Update: Edge’s Web Select had ‘very low usage, was super-expensive’; Microsoft reveals

Devesh Beri

Yesterday, we discussed how users were disappointed with the decision to retire the Web Select feature. Many users found it a valuable and unique feature, especially for tasks like copying tabular data to Excel or selecting text from websites that had text selection disabled.

After the scrutiny, Microsoft’s Mikhail Parakhin, who oversees the Windows and Web Experiences team, has spoken out. When Twitter users asked him why such an important feature was removed, Mikhail explained through his tweet that it was done due to low usage and the high support cost.

The tweet emphasizes the low usage of the feature and its associated high support costs, specifically mentioning the challenges posed by a long tail of rare bugs that consume significant resources.

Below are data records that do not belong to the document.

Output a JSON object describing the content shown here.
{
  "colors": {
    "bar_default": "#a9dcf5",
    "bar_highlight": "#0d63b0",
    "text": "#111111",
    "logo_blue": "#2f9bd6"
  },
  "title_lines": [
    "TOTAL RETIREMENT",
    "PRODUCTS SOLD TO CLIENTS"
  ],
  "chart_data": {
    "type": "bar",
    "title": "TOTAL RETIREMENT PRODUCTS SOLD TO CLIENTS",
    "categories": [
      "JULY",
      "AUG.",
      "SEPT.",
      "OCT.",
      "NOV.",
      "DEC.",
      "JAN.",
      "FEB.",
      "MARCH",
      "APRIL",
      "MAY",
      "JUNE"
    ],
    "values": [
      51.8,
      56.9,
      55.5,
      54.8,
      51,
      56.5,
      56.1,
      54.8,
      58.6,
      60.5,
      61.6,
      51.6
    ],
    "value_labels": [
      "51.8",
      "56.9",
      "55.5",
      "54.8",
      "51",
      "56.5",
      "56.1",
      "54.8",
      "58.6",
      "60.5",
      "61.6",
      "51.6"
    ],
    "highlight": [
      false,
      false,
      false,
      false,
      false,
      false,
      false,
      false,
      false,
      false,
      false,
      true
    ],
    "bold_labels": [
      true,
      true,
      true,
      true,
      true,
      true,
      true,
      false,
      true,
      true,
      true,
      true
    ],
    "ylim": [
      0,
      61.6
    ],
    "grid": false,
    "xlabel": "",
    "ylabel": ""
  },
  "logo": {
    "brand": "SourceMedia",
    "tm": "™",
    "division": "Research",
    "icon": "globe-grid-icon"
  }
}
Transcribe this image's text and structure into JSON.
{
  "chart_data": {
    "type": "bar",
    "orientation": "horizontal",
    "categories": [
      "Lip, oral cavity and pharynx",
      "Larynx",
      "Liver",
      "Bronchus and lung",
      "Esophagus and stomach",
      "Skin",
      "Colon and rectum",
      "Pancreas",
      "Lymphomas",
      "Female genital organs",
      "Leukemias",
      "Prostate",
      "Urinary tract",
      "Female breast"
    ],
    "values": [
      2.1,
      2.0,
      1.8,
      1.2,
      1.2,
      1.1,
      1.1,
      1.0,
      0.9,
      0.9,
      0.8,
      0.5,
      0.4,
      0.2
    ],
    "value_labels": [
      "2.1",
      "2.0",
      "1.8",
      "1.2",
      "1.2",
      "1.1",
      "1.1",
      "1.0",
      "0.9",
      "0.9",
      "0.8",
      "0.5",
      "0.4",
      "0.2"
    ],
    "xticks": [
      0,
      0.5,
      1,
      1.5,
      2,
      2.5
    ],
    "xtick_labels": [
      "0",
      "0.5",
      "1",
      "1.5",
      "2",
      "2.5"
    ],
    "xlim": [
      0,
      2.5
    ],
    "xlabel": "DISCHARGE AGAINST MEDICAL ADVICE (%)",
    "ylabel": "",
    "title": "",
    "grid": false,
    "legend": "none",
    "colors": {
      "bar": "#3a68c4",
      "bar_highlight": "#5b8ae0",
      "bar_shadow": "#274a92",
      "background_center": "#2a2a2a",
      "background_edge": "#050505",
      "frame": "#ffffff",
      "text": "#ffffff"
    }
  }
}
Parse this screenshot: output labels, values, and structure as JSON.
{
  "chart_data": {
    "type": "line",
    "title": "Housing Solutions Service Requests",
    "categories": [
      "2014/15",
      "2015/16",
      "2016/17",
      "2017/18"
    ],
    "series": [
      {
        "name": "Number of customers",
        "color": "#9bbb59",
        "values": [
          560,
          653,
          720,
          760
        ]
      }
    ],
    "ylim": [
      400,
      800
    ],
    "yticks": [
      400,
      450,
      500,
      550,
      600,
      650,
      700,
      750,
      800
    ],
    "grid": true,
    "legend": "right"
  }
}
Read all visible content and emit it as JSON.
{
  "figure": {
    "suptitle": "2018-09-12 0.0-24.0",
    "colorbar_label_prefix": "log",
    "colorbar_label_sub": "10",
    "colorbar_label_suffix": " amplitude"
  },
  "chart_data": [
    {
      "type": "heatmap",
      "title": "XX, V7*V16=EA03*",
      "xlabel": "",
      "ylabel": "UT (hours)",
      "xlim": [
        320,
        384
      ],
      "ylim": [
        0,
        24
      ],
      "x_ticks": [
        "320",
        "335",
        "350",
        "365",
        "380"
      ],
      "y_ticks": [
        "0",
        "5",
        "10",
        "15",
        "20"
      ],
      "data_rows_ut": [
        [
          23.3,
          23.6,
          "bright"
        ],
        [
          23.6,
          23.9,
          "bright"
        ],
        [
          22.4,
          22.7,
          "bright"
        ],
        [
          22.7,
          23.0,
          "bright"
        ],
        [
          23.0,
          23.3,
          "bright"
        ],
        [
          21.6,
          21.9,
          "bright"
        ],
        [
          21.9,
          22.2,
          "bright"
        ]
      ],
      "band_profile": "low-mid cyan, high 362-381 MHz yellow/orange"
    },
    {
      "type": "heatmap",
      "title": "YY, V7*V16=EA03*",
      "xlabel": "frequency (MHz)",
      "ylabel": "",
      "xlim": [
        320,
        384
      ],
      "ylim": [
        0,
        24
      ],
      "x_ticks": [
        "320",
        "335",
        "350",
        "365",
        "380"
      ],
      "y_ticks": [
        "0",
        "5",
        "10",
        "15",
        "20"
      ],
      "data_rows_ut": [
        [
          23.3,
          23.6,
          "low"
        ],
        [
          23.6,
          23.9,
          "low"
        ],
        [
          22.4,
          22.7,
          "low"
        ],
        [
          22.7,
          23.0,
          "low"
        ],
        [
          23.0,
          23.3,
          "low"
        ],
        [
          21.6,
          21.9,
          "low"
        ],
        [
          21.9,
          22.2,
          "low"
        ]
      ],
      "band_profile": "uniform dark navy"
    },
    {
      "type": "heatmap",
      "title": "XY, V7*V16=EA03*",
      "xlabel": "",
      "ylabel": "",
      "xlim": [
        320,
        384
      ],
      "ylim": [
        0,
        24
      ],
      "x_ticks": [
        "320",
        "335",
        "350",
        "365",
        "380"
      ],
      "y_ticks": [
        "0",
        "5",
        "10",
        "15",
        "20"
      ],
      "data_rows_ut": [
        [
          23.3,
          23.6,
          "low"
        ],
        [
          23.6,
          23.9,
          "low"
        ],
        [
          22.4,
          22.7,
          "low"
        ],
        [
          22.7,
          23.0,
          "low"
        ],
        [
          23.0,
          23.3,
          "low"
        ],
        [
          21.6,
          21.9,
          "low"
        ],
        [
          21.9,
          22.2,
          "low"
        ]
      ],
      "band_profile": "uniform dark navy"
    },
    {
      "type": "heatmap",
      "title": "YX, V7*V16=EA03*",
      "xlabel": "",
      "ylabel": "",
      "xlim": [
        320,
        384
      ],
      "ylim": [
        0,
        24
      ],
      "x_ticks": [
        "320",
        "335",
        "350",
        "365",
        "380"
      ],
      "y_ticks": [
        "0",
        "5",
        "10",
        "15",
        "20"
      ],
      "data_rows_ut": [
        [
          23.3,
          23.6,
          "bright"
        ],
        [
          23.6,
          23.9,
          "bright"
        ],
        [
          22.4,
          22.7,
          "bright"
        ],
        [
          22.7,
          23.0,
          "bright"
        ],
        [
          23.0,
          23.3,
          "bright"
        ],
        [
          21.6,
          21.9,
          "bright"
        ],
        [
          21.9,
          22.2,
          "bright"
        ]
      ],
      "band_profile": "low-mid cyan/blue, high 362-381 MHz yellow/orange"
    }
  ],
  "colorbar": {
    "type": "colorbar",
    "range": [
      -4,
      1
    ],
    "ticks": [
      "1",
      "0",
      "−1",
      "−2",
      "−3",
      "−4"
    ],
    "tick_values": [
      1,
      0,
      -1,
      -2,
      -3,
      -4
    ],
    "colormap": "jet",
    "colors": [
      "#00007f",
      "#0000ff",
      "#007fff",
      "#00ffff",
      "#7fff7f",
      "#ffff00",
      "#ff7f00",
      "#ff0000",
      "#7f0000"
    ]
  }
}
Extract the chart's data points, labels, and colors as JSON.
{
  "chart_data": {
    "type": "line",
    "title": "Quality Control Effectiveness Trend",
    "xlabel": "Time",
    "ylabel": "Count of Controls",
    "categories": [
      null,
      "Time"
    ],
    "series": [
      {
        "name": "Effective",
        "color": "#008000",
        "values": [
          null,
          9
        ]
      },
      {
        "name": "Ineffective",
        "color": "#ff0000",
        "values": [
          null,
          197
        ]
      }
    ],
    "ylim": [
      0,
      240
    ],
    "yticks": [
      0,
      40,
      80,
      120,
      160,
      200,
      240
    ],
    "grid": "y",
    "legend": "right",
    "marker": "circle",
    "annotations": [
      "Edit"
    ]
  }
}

Even if a small group of users values a feature, the cost of addressing rare but complex issues can outweigh the benefits of keeping it active.

It’s not uncommon for software companies to retire features that are not widely used or are resource-intensive to maintain. Microsoft may be focusing its efforts on other areas of the browser that have higher user demand or greater innovation potential.

Ultimately, software development decisions like these often balance maintaining existing features, investing in new ones, and optimizing resource allocation. Users who relied on Web Select may hope to see alternative solutions or improvements in other browser aspects in the future.